Bu sürenin fazileti çok, sevabı muazzamdır. Buna Fustatu'l-Kur'an (Kur'an'ın Otağı) adı verilir. Bu adın verildiğini Halid b. Ma'dan söylemiştir. Bu adın veriliş sebebi ise, azameti, gözkamaştırıcı özelliği, çekiciliği, hüküm ve öğütlerinin çokluğudur. Hz. Ömer bu süreyi, -daha önceden de belirtildiği gibi- ihtiva ettiği fıkhı ve diğer hükümleriyle on iki yılda oğlu Abdullah da sekiz yılda öğrenmiştir.

 

İbnu'l-Arabi der ki: Hocalarımdan birisini şöyle derken dinledim: Bu sürede bin tane emir, bin tane nehiy, bin tane hüküm, bin tane haber vardır.

 

Rasülullah (s.a.v.) belli sayıda askeri birliği belli bir tarafa göndermiş, onların başına en genç olanını Bakara süresini ezberlediğinden dolayı komutan tayin etmiş ve ona: "Git, sen onların emirisin" demiştir. Bu hadisi Tirmizi:, Ebu Hureyre'den rivayet etmiş olup sahih olduğunu belirtmiştir.

 

Müslim, Ebu Umame el-Bahili'nin şöyle dediğini rivayet etmektedir: Rasülullah (s.a.v.)'ı şöyle buyururken dinledim: "Bakara süresini okuyunuz. Onu öğrenmek bereket, onu terketmek bir hasrettir. Batılcılar da onun altından kalkamazlar." (Hadisin ravilerinden bir tanesi olan) Muaviye der ki: Bana ulaştığına göre burada sözü geçen "batılcılar"dan kasıt sihirbazlardır.

 

Yine Müslim'in Ebu Hureyre'den rivayetine göre Rasülullah (s.a.v.) şöyle buyurmuştur: "Evlerinizi kabirler haline getirmeyiniz. Çünkü şeytan, içerisinde Bakara süresinin okunduğu evden kaçar."

 

Darimi, Abdullah'tan şöyle dediğini rivayet etmektedir: Bakara suresi bir evde okundu mu mutlaka şeytan oradan seslice osurarak kaçıp gider.
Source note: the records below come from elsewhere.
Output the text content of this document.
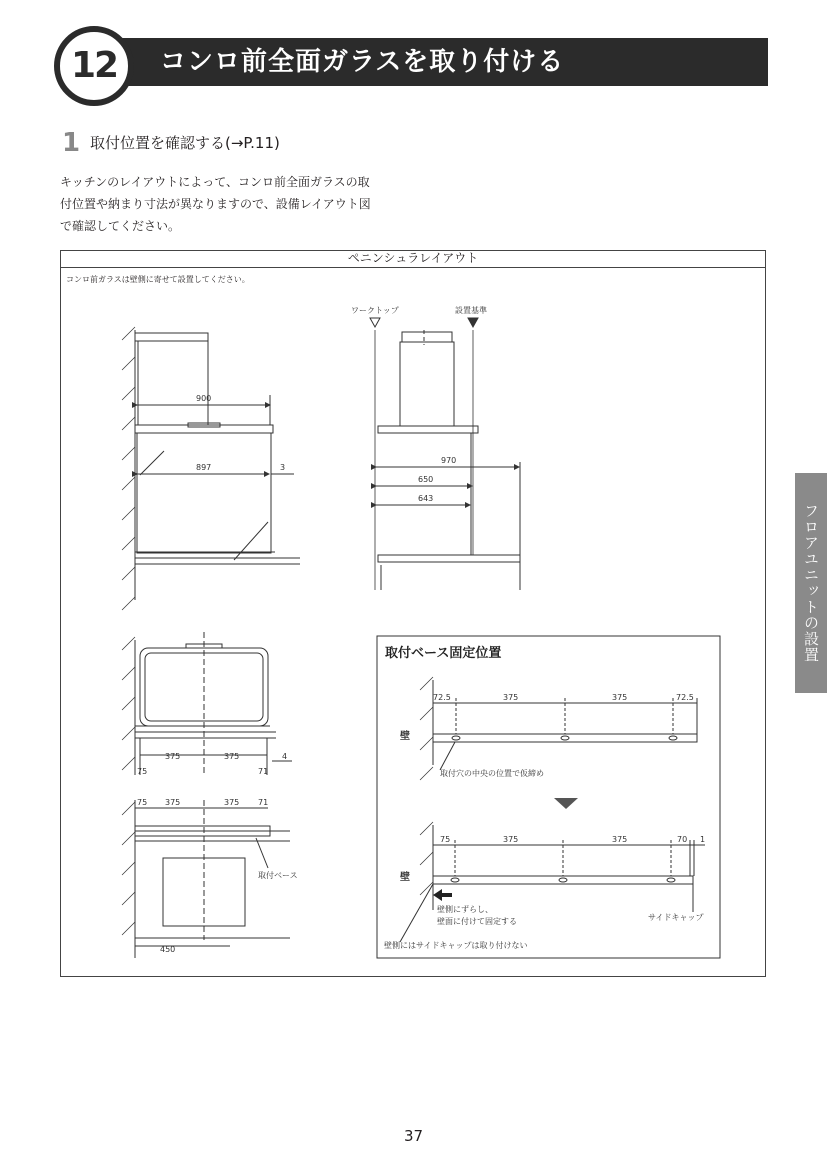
コンロ前全面ガラスを取り付ける
12
1 取付位置を確認する(→P.11)
キッチンのレイアウトによって、コンロ前全面ガラスの取
付位置や納まり寸法が異なりますので、設備レイアウト図
で確認してください。
ペニンシュラレイアウト
コンロ前ガラスは壁側に寄せて設置してください。
900
897	3
ワークトップ	設置基準
970
650
643
375	375	4
75	71
75 375	375 71
取付ベース
450
72.5	375	375	72.5
取付穴の中央の位置で仮締め
75	375	375	70 1
壁側にずらし、
壁面に付けて固定する	サイドキャップ
壁側にはサイドキャップは取り付けない
壁
壁
取付ベース固定位置	フロアユニットの設置
37
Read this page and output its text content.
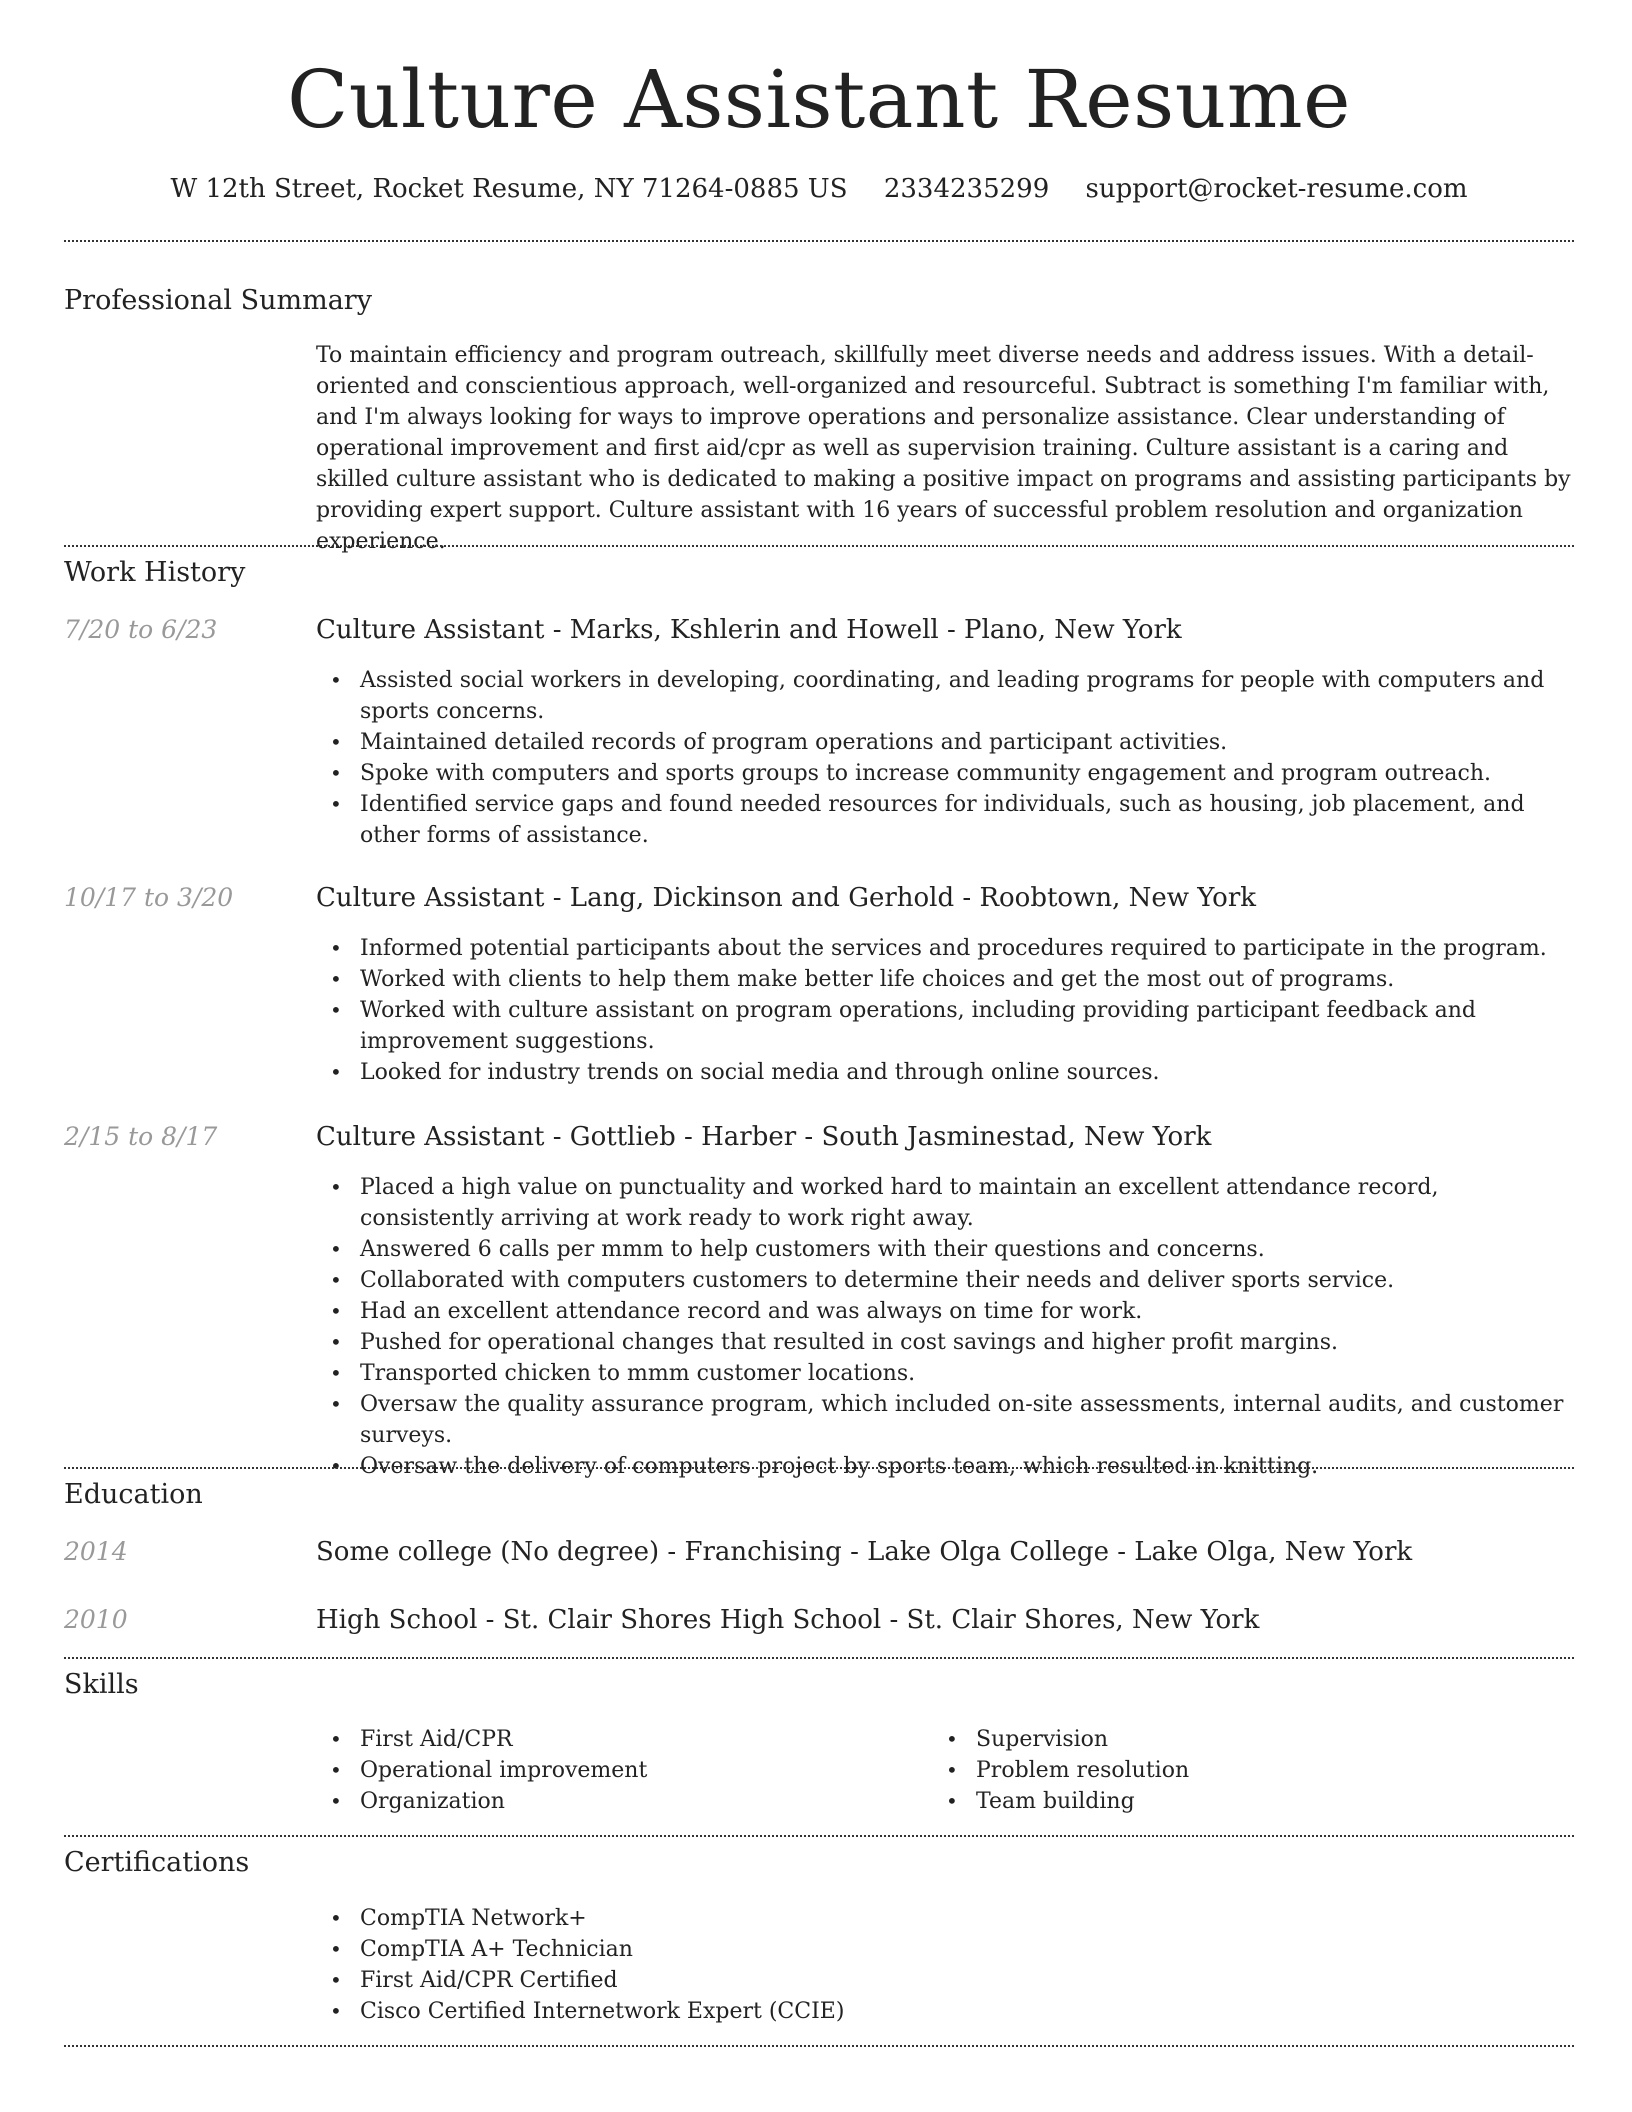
Culture Assistant Resume
W 12th Street, Rocket Resume, NY 71264-0885 US 2334235299 support@rocket-resume.com
Professional Summary

To maintain efficiency and program outreach, skillfully meet diverse needs and address issues. With a detail-oriented and conscientious approach, well-organized and resourceful. Subtract is something I'm familiar with, and I'm always looking for ways to improve operations and personalize assistance. Clear understanding of operational improvement and first aid/cpr as well as supervision training. Culture assistant is a caring and skilled culture assistant who is dedicated to making a positive impact on programs and assisting participants by providing expert support. Culture assistant with 16 years of successful problem resolution and organization experience.

Work History
7/20 to 6/23	Culture Assistant - Marks, Kshlerin and Howell - Plano, New York
• Assisted social workers in developing, coordinating, and leading programs for people with computers and sports concerns.
• Maintained detailed records of program operations and participant activities.
• Spoke with computers and sports groups to increase community engagement and program outreach.
• Identified service gaps and found needed resources for individuals, such as housing, job placement, and other forms of assistance.
10/17 to 3/20	Culture Assistant - Lang, Dickinson and Gerhold - Roobtown, New York
• Informed potential participants about the services and procedures required to participate in the program.
• Worked with clients to help them make better life choices and get the most out of programs.
• Worked with culture assistant on program operations, including providing participant feedback and improvement suggestions.
• Looked for industry trends on social media and through online sources.
2/15 to 8/17	Culture Assistant - Gottlieb - Harber - South Jasminestad, New York
• Placed a high value on punctuality and worked hard to maintain an excellent attendance record, consistently arriving at work ready to work right away.
• Answered 6 calls per mmm to help customers with their questions and concerns.
• Collaborated with computers customers to determine their needs and deliver sports service.
• Had an excellent attendance record and was always on time for work.
• Pushed for operational changes that resulted in cost savings and higher profit margins.
• Transported chicken to mmm customer locations.
• Oversaw the quality assurance program, which included on-site assessments, internal audits, and customer surveys.
• Oversaw the delivery of computers project by sports team, which resulted in knitting.
Education
2014	Some college (No degree) - Franchising - Lake Olga College - Lake Olga, New York
2010	High School - St. Clair Shores High School - St. Clair Shores, New York
Skills
• First Aid/CPR
• Operational improvement
• Organization
• Supervision
• Problem resolution
• Team building
Certifications
• CompTIA Network+
• CompTIA A+ Technician
• First Aid/CPR Certified
• Cisco Certified Internetwork Expert (CCIE)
Ayrıca şöyle demiştir: Herşeyin bir zirvesi vardır. Kur'an'ın zirvesi de Bakara suresidir. Herşeyin katıksız bir özü vardır. Kur'an-ı Kerim'in özü de mufassal surelerdir.(Darimi, F.Kur'an 13)

 

el-Busti'nin Sahih'inde Sehl b. Sa'd'dan şöyle dediği rivayet edilmektedir:

Resulullah (s.a.v.) buyurdu ki: "Şüphesiz herşeyin bir zirvesi vardır. Kur'an'ın zirvesi de Bakara suresidir. Kim geceleyin evinde okursa, üç gece süre ile şeytan onun evine girmez. Kim gündüzün onu okursa, şeytan üç gün süre ile evine girmez." Ebu Hatim el-Busti der ki: Peygamber (s.a.v.)'ın: "Şeytan üç gün süre ile evine girmez" buyruğu ile kastettiği şeytanların azgın olanlarıdır.

 

Darimi Müsnedinde eş-Şabi'nin şöyle dediğini rivayet etmektedir: Abdullah dedi ki: Her kim bir gecede Bakara suresinden on ayet-i kerime okur ise sabah olana kadar o gece o eve hiçbir şeytan giremez. Bunlar baştaki ilk dört ayet, Ayetul-Kürsi, ondan sonraki iki ayet ve: "Göklerde veyerde ne varsa hepsi Allahındır"(el-Bakara, 284) den itibaren sonundaki üç ayet-i kerimedir. Yine eş-Şabi'nin rivayetine göre Abdullah şöyle demiştir: O gün ona da aile halkına da şeytan yaklaşmaz, hoşuna gitmeyecek birşey de ilişmez. Bunlar bir deliye okundu mu mutlaka kendisine gelir. -Abdullah'ın arkadaşlarından birisi olan el-Muğire b. Subey' dedi ki: Kur'an'ı asla unutmaz. İshak b. İsa der ki: Ezberlemiş olduklarını unutmaz. Ebu Muhammed ed-Darimi der ki: (ravilerden) kimisi de el-Muğire b. (Subey' değil de

Sumey'dir demiştir. (Darimi, F.Kur'an 14)

 

İbn Abdi'l-Berr'in "el-istiab" adlı eserinde şöyle denilmektedir: Lebid b.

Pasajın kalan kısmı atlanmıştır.